Tube sockets were ubiquitous in early electronic equipment to allow vacuum tubes (also known as valves) to be easily removed for testing and replacement. Tubes often failed because the filament burned out, but other failure modes were common. In the heyday of radio and early television, it was common to find a vacuum tube tester in local drug stores, which also sold replacement tubes.
Tube sockets were typically mounted in holes on a sheet metal chassis and wires or other components were hand soldered to lugs on the underside of the socket. In the 1950s printed circuit boards were introduced and tube sockets were developed whose contacts could be soldered directly to the printed wiring traces. Looking at the bottom of a socket, or, equivalently, a tube from its bottom, the pins were numbered clockwise, starting at an index notch or gap, a convention that has persisted into the integrated circuit era.

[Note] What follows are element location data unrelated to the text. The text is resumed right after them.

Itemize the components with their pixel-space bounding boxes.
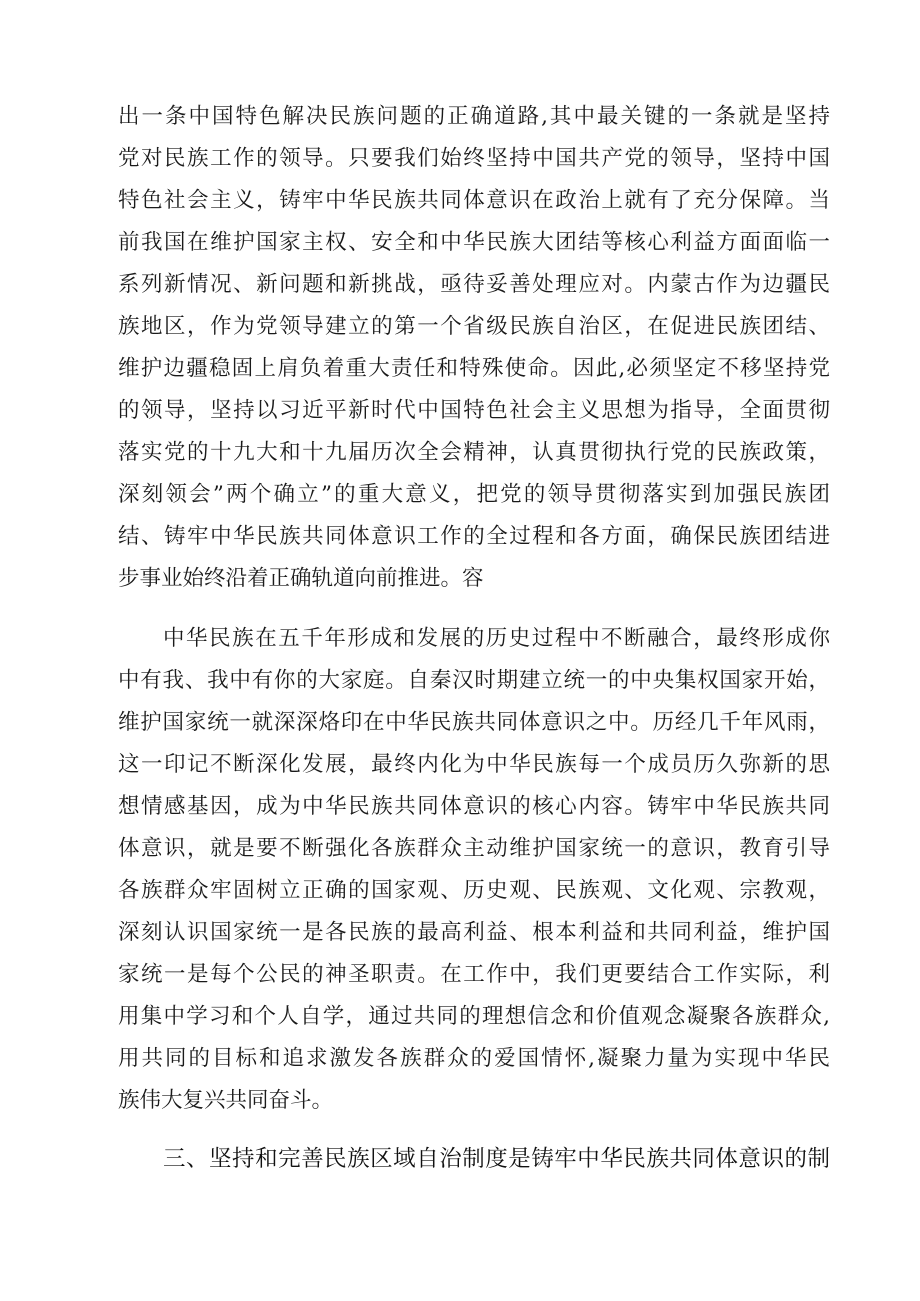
- paragraph-line: 党对民族工作的领导。只要我们始终坚持中国共产党的领导，坚持中国: [118, 146, 830, 171]
- paragraph-line: 深刻领会”两个确立”的重大意义，把党的领导贯彻落实到加强民族团: [118, 482, 830, 507]
- paragraph-line: 中有我、我中有你的大家庭。自秦汉时期建立统一的中央集权国家开始，: [118, 668, 830, 693]
- section-heading: 三、坚持和完善民族区域自治制度是铸牢中华民族共同体意识的制: [163, 1146, 830, 1172]
- paragraph-line: 族地区，作为党领导建立的第一个省级民族自治区，在促进民族团结、: [118, 314, 830, 339]
- paragraph-line: 步事业始终沿着正确轨道向前推进。容: [118, 566, 484, 591]
- paragraph-line: 出一条中国特色解决民族问题的正确道路,其中最关键的一条就是坚持: [118, 104, 830, 129]
- paragraph-line: 体意识，就是要不断强化各族群众主动维护国家统一的意识，教育引导: [118, 836, 830, 861]
- paragraph-line: 各族群众牢固树立正确的国家观、历史观、民族观、文化观、宗教观，: [118, 878, 830, 903]
- paragraph-line: 维护国家统一就深深烙印在中华民族共同体意识之中。历经几千年风雨，: [118, 710, 830, 735]
- paragraph-line: 中华民族在五千年形成和发展的历史过程中不断融合，最终形成你: [163, 626, 830, 651]
- paragraph-line: 用集中学习和个人自学，通过共同的理想信念和价值观念凝聚各族群众,: [118, 1004, 830, 1029]
- paragraph-line: 这一印记不断深化发展，最终内化为中华民族每一个成员历久弥新的思: [118, 752, 830, 777]
- paragraph-line: 族伟大复兴共同奋斗。: [118, 1088, 334, 1113]
- paragraph-line: 落实党的十九大和十九届历次全会精神，认真贯彻执行党的民族政策，: [118, 440, 830, 465]
- paragraph-line: 结、铸牢中华民族共同体意识工作的全过程和各方面，确保民族团结进: [118, 524, 830, 549]
- paragraph-line: 前我国在维护国家主权、安全和中华民族大团结等核心利益方面面临一: [118, 230, 830, 255]
- paragraph-line: 家统一是每个公民的神圣职责。在工作中，我们更要结合工作实际，利: [118, 962, 830, 987]
- paragraph-line: 特色社会主义，铸牢中华民族共同体意识在政治上就有了充分保障。当: [118, 188, 830, 213]
- paragraph-line: 想情感基因，成为中华民族共同体意识的核心内容。铸牢中华民族共同: [118, 794, 830, 819]
- paragraph-line: 深刻认识国家统一是各民族的最高利益、根本利益和共同利益，维护国: [118, 920, 830, 945]
- paragraph-line: 的领导，坚持以习近平新时代中国特色社会主义思想为指导，全面贯彻: [118, 398, 830, 423]
- paragraph-line: 系列新情况、新问题和新挑战，亟待妥善处理应对。内蒙古作为边疆民: [118, 272, 830, 297]
- paragraph-line: 用共同的目标和追求激发各族群众的爱国情怀,凝聚力量为实现中华民: [118, 1046, 830, 1071]
- paragraph-line: 维护边疆稳固上肩负着重大责任和特殊使命。因此,必须坚定不移坚持党: [118, 356, 830, 381]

In the 1930's tubes often had the connection to the control grid, brought out though a metal cap on the top of the tube. This was conected by using a clip with an attached wire lead. An example would be the 6A7 pentagrid converter. Later some tubes particularly those used as radio frequency (RF) power amplifiers,or Horizontal delection amplifiers in TV sets, such as the 6DQ6 had the plate or anode lead protrude through the envelope. In both cases this allowed the tube's output circuitry to be shielded from the input (grid) circuit. In the case of the tubes with the plate brought out to a cap, this also allowed the plate to run at higher voltages, over 26,000 volts in the case of recifiers for colour televison (such as the 3A3).
Octal base
Prior to World War II, the most common tube socket for low and medium power applications had eight holes with electrical contacts arranged in a 17 mm (11/16 inch) diameter circle, surrounding a larger (8 mm or 5/16 in) center hole with an indexing slot on one side. The glass envelope of each octal vacuum tube (e.g. the 6SN7) was cemented into a bakelite or plastic base with a hollow post in the center, surrounded by eight metal pins. The wire leads from the tube were soldered into the pins. The pinched-off glass nub through which the air was evacuated from the envelope fit into the post. The post had a protrusion along one side that matched the indexing slot in the socket, so the tube could only be inserted one way. '
Matching plugs were manufactured that let tube sockets be used as electrical connectors, though penurious experimenters would salvage the base from a burned out tube for this purpose. Octal sockets were used to mount other components, particularly electrical relays and octal-mount relays are still common.
A variant of the octal base, the loctal base, was designed for ruggedized applications such as Automobile Radios. The pin geometry was the same as for octal, but the pins were thinner and the center hole had an electrical contact that also clamped the tube in place.
Miniature tubes
Miniature tubes (e.g. the 12AX7) were introduced around World War II. Wires protruding through the bottom of the glass envelope plugged directly into the socket-there was no separate base. The pinched-off air evacuation nub was at the top of the tube, giving it its distinctive appearance. The wire pins were arranged in a circle with one pin missing, so the tube could only be plugged one way. Seven and nine pin tubes were common, though miniature tubes with more pins were later introduced. Miniature tube sockets often had a skirt that mated with a cylindrical shield that fit around the tube. Some shields incorporated a spring to hold the tube in place. These were used if the equipment was subject to vibration.
Other socket styles
Vacuum tubes for high power or UHF applications often required custom socket designs. Subminiature tubes, introduced in the 1950s were often soldered directly to printed circuit boards. Sockets were made for early transistors, but quickly fell out of favor as their reliability became established. The same thing happened with early integrated circuits.